SIAPA ITU “Halo, Pagi, Beatrice. Selamat hari Valentine, sayang.”
Beatrice mengusap mata bulatnya dengan tangan kiri, lalu, mendekatkan layar ponsel ke depan wajahnya. Waktu masih menunjukkan pukul 02.05 WIB.
“Ini siapa?” Jawabnya parau setengah tersadar.
“Ini, aku”.
“Iya, siapa?”
“Aku.”
“Iya, aku siapa?”
“Sudah lupakah kau, pada suaraku?”
“Maaf, tapi ini siapa?”
“Tak ingat lagi  kau, padaku?”
“Siapa, sih?”
“Ini aku. Yang sering kali datang ketika kau sedih.”
“Maaf, tapi aku benar-benar tak ingat. Dan demi Tuhan, ini masih jam dua pagi, matahari pun masih rehat. Kalau kamu, masih berniat menjawab pertanyaanku dengan pertanyaan, akan kututup percakapan ini dengan singkat. Karena aku tak berminat.

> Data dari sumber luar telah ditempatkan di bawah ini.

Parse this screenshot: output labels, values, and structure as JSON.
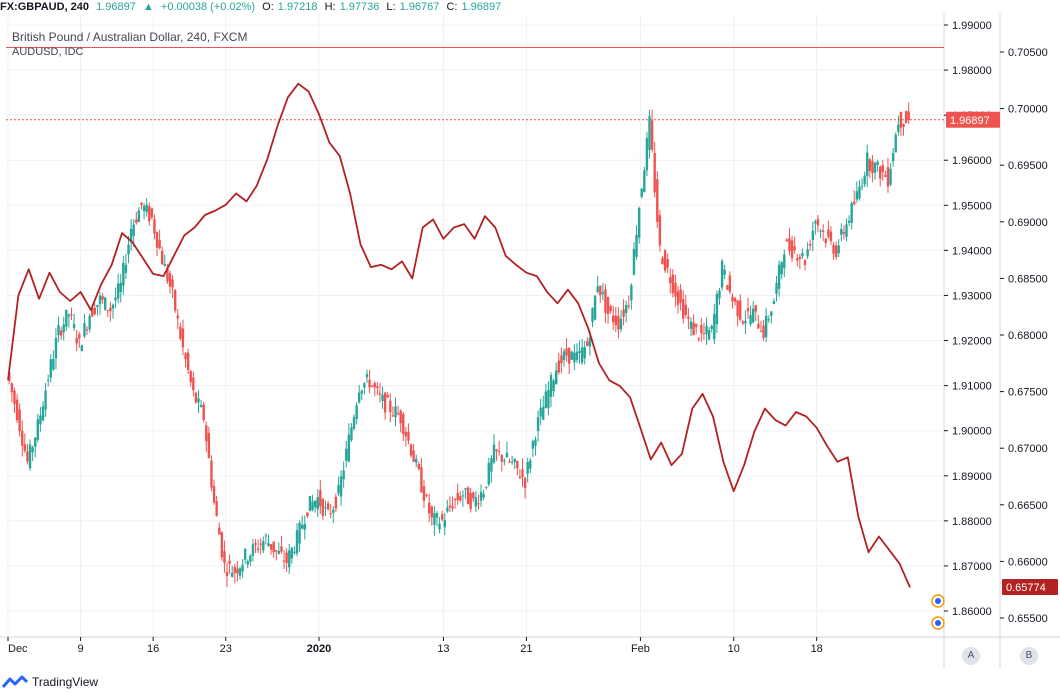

“Aku sedih. Secepat itukah kau melupakan aku, sahabat yang selalu menemanimu saat kau menangis? Sahabat yang selalu ada, ketika kamu sedih, tidak bisa mengulang apa yang sudah terjadi? Baiklah, karena aku sahabat yang setia, dan akan selalu setia, aku akan memberitahu siapa aku. Aku kenangan. Apa kabar?”
***


               
Kenangan. Kalian tahu apa itu kenangan? Menurut Kamus Besar Bahasa Indonesia, kenangan adalah sesuatu atau kesan yang tertingal dan diingat dalam pikiran. Aku cukup setuju dengan definisi tersebut. Walau demikian, aku mempunyai definisiku sendiri. Bagiku, kenangan adalah sesuatu yang tak ’kan pernah bisa kau ulangi lagi, sesuatu yang menimbulkan perasaan tertentu saat mengingatnya. Tapi aku di sini bukan untuk mendikte kalian tentang arti kenangan yang benar ataupun yang salah, karena dalam dunia yang fana ini, bukankah terlalu sempit menilai dan melihat sesuatu dengan sisi hitam-putih saja? Tidakkah sebuah lukisan akan lebih indah dan semarak, jika terdapat beberapa gores warna di dalamnya?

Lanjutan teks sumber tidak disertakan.